28/07/05

Por entre ilhéus...


(Vista Sul da minha casa na Ilha do Faial: após o sismo de 1998, a reconstrução da igreja da freguesia avança, embora muitas famílias durmam ainda em pré-fabricados... ao fundo, a Ilha do Pico, majestosa.)

A ilha vai-se espraiando sobre as águas, já menos coberta da nébula preguiçosa dos últimos dias. Por cá, o tempo passa devagar, embora às vezes pareça que nos foge por entre os dedos.

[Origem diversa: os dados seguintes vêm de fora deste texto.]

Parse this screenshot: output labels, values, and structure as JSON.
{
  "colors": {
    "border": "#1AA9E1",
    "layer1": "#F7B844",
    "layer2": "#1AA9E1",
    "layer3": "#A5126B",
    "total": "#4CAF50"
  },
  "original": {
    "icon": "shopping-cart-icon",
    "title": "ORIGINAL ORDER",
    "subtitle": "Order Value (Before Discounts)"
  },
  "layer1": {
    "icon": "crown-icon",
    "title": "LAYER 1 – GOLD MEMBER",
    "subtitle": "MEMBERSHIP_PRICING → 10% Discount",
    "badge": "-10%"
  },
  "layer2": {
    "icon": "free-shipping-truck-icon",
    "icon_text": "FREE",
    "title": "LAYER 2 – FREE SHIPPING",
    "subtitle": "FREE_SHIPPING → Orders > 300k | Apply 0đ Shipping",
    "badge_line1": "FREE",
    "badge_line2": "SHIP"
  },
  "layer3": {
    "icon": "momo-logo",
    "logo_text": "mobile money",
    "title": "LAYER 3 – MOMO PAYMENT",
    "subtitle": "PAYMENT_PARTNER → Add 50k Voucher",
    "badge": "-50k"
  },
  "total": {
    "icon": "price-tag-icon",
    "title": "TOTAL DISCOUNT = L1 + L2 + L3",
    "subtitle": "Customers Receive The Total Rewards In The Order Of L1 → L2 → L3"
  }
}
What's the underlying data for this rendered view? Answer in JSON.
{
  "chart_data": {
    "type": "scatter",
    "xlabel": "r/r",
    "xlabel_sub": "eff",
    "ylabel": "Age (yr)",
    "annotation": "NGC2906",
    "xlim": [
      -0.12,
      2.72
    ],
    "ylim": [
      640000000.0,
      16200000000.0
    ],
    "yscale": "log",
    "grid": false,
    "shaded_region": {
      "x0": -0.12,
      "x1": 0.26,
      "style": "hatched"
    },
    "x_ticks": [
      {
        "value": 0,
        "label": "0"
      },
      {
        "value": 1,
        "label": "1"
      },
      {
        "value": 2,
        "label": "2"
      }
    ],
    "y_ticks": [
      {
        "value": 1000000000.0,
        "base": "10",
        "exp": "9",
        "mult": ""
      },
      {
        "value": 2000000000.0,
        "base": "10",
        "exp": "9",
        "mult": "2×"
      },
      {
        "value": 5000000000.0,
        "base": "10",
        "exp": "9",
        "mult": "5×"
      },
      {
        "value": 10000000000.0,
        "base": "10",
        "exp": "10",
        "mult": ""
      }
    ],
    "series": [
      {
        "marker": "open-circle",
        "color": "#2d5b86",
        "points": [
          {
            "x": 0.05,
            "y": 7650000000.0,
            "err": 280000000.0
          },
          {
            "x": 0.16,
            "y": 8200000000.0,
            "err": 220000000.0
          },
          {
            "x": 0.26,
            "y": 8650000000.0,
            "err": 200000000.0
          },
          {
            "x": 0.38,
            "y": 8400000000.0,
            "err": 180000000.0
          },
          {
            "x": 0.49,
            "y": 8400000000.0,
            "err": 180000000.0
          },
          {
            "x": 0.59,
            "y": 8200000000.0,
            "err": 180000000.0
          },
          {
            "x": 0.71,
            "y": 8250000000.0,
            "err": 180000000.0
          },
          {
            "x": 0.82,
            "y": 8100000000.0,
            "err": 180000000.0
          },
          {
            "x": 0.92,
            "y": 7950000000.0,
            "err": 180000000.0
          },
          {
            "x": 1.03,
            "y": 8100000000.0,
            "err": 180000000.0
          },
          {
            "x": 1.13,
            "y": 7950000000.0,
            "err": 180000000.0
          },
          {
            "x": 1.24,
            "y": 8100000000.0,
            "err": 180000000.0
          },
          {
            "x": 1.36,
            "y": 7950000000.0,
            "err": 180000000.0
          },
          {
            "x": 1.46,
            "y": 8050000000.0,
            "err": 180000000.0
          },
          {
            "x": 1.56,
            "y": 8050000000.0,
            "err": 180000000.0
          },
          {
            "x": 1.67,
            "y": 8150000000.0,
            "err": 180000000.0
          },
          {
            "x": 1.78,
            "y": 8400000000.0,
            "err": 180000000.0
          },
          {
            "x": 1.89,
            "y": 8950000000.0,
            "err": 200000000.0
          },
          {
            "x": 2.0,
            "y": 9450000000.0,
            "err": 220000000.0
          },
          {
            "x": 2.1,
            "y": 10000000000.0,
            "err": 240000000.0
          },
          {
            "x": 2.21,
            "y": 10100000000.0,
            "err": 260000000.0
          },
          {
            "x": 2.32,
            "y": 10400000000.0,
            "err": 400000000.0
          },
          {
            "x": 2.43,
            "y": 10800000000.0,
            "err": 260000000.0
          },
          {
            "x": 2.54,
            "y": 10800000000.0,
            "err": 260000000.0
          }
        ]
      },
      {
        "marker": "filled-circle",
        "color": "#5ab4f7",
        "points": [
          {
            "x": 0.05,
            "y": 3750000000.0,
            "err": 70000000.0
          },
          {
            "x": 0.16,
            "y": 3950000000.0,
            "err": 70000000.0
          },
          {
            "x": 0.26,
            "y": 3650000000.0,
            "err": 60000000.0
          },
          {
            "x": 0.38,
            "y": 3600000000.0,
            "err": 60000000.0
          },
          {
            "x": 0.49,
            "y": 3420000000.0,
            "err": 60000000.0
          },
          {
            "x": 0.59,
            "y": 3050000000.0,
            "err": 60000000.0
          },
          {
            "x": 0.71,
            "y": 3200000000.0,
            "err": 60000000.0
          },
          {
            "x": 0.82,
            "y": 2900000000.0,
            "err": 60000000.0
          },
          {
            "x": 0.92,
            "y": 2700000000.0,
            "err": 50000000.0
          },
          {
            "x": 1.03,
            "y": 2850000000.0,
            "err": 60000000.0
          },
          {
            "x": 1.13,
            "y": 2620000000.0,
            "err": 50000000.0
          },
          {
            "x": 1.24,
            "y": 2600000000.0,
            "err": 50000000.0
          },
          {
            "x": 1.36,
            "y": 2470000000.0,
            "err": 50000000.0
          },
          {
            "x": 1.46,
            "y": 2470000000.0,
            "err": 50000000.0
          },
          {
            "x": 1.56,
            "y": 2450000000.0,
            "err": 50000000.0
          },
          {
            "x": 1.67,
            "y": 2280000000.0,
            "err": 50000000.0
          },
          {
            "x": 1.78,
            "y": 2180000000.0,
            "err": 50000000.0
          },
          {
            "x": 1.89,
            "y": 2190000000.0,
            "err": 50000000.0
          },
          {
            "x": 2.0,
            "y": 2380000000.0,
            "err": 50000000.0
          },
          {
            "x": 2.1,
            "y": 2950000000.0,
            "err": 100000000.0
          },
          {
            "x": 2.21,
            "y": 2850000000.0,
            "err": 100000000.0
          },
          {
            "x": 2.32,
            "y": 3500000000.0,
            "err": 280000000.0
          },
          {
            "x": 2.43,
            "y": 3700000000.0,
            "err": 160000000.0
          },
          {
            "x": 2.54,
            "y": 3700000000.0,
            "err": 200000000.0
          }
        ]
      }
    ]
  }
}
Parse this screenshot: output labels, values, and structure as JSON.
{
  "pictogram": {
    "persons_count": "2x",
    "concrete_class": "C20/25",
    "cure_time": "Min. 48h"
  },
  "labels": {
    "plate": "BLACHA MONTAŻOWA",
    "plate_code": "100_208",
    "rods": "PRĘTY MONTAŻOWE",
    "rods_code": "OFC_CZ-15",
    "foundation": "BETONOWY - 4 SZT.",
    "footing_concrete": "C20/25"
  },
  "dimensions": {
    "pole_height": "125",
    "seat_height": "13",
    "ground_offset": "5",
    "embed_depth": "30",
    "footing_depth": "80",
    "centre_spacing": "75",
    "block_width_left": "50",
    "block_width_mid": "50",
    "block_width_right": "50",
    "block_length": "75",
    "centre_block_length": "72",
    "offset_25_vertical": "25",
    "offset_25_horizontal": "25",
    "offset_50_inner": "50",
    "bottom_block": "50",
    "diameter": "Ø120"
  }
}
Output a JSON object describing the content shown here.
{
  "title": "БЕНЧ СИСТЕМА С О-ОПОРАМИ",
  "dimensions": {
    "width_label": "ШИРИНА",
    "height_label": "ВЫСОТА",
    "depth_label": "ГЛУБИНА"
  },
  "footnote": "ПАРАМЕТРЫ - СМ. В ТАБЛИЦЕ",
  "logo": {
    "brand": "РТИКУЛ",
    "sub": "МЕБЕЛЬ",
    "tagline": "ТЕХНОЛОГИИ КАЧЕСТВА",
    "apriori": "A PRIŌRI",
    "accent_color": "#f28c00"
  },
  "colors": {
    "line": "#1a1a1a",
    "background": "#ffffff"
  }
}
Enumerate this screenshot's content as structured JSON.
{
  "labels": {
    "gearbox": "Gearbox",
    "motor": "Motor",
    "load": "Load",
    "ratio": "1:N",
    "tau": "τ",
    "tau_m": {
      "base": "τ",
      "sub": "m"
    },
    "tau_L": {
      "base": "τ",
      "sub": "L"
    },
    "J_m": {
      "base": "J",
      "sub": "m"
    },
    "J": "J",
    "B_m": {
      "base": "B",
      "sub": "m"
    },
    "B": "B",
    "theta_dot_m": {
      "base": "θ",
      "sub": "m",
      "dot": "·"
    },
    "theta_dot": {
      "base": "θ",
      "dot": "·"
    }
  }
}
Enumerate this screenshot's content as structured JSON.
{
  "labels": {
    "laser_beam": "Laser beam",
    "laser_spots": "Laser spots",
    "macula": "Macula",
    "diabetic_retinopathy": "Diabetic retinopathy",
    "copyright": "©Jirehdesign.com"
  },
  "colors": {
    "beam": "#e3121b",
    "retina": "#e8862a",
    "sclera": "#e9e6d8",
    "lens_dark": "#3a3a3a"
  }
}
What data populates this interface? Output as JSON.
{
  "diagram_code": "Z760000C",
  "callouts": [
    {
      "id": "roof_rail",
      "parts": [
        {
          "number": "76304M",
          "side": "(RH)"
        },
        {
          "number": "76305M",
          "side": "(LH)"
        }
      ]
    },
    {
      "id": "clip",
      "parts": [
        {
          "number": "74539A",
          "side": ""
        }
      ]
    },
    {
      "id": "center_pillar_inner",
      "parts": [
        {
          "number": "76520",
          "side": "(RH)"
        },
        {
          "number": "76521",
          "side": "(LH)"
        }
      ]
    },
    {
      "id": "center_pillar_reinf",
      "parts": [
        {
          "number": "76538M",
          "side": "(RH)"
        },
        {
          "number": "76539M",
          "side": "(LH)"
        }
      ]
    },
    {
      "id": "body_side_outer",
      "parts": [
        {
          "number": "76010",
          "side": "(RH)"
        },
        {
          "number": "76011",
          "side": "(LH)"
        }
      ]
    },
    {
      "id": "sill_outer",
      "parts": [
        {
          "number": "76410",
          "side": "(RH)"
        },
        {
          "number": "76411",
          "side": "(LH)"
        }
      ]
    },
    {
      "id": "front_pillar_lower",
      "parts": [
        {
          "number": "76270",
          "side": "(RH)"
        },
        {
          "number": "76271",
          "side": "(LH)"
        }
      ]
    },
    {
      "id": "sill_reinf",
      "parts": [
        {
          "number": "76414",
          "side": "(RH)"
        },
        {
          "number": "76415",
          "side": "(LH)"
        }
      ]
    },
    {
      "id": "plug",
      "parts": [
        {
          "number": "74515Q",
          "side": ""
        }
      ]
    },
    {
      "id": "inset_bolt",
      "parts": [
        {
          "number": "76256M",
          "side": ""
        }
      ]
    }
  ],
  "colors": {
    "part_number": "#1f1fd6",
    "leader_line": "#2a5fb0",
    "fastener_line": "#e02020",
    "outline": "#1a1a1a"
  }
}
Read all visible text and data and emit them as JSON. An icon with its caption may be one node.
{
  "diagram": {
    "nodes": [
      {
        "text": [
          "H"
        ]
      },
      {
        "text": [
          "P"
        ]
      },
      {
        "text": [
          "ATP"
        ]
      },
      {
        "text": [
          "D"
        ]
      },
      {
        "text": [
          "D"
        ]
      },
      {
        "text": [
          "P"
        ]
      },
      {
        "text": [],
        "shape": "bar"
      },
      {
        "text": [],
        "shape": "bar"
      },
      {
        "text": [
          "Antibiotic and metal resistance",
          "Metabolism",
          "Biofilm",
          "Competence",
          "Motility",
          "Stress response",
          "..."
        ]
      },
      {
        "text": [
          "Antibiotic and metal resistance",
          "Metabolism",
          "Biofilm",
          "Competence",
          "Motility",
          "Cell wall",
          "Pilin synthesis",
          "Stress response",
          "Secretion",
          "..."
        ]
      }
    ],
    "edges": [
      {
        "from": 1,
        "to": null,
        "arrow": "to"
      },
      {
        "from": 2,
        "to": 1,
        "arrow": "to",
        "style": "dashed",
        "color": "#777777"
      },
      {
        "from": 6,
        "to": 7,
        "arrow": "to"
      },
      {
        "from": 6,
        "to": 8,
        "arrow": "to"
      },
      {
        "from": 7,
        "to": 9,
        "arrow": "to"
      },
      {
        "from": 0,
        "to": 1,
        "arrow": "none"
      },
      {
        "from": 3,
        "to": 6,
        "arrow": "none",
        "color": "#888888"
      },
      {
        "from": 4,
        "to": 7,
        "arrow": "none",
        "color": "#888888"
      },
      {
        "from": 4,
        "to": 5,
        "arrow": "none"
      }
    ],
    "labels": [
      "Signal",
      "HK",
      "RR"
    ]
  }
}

Cada vez mais, creio que nas ilhas se aguarda, lento, o começo dos dias...

13/07/05

"Eu sou o van Basten!"


Nos meus oito ou nove anos, tinha como ídolo Marco van Basten, esse saudoso ponta-de-lança Holandês, que marcava pontapés de bicicleta com a elegância de uma bailarina em pontas, e tinha um estiloso corte de cabelo, que lhe dava um ar saudável e moderno.
Este ilustre personagem, de que certamente toda a geração “Heidi” e “Vicky” se lembra, jogava na chamada “Laranja Mecânica”, nome de código da selecção holandesa de futebol, que nos tempos áureos de Johann Cruyff tinha encantado os adeptos de todo o mundo, voltando à ribalta pelas mãos (pés?) de uma nova geração de jogadores (aqui, eu ia escrever uma nova geração de artistas, mas soou-me a comentário do Gabriel Alves…).
Ora, nos míticos encontros que fazíamos na praceta-de-trás (a nossa era a da frente, vá-se lá saber porquê; há algo de hierárquico nisto..?), esse delicioso enclave de prédios onde a malta se juntava todos os dias a partir das quatro da tarde, eu apressava-me a assegurar a representação omnipresente do referido artilheiro, com um sonoro “eu sou o van Basten!”.
Felizmente, além da paradoxalmente saudável designação ecológico-industrial, a “Laranja Mecânica” ofertava-nos a possibilidade de encarnar outros nomes igualmente ilustres e famosos, desde Ruud Gullit e Frank Rijkaard, até ao Ronald Koeman (agora bem nosso conhecido por outras razões), e de forma rápida e sem grandes quezílias, todos ficávamos imbuídos de um inspirado e aguçado instinto futebolístico, talvez pouco talentoso mas infinitamente nosso e perene.
A (para nós empiricamente sabida) enorme distância entre Portugal e Holanda, e entre Portugal e Itália (residência do renascido AC Milan salvo da falência por um senhor porventura conhecido, um tal de Berlusconi), onde alinhava parte destes craques na sua versão clubística, era o mote para a consolidação da fantasia, apenas apaziguada por copos de água gelada gentilmente cedidos pelo “Restaurante Rio Bravo”, nosso vizinho…
Estas tardes vividas entre Amsterdão e Milão, repletas de geniais trocas de bola sob a égide destes invocados companheiros de ascendência flamenga, são algo de muito especial, porque repletas de uma vivência infantil urbana mas não desumanizante, como creio que hoje, cada vez mais, grassa por aí.
E como prata da casa não faz milagres, e porque nem o Figo nem o Cristiano Ronaldo têm um corte de cabelo à altura, embora continuem a tentar, e não podendo dizer energicamente “eu sou o van Basten!”, nem tampouco “sou o Gullit”, ou o “Rijkaard”, sempre gostaria de saber que ídolos seriam invocados pela malta na praceta-de-trás, se fosse hoje uma das solarengas tardes em que, a partir das quatro horas, o estádio se enchia e a “Laranja Mecânica” maravilhava a plateia, no nosso futebol de sonho…

08/07/05

O absurdo congestionamento dos sentidos

Silêncios. Fechar os olhos e calar. Sentir à nossa volta a ausência, dar espaço ao aparecimento dos receios.
Música, ruídos, atenções dispersas. Uma imagem, um esboço de história, fragmentos revisitados.
Vamos fazendo das vivências um esquema interior, temendo os desígnios da solidão, os encantamentos da partida, o adiar de um confronto.
Precisamos de manter os sentidos mergulhados na imensidão das sugestões, nas fronteiras do racional, num “feed-back” estridente de factos e de pessoas, que nos aparta da profundidade dos conceitos.

A pouco e pouco, vamos temendo o confronto connosco, esquecendo que a nossa descoberta será sempre silenciosa, sorrateira e dolorosa. Mas infinitamente bela.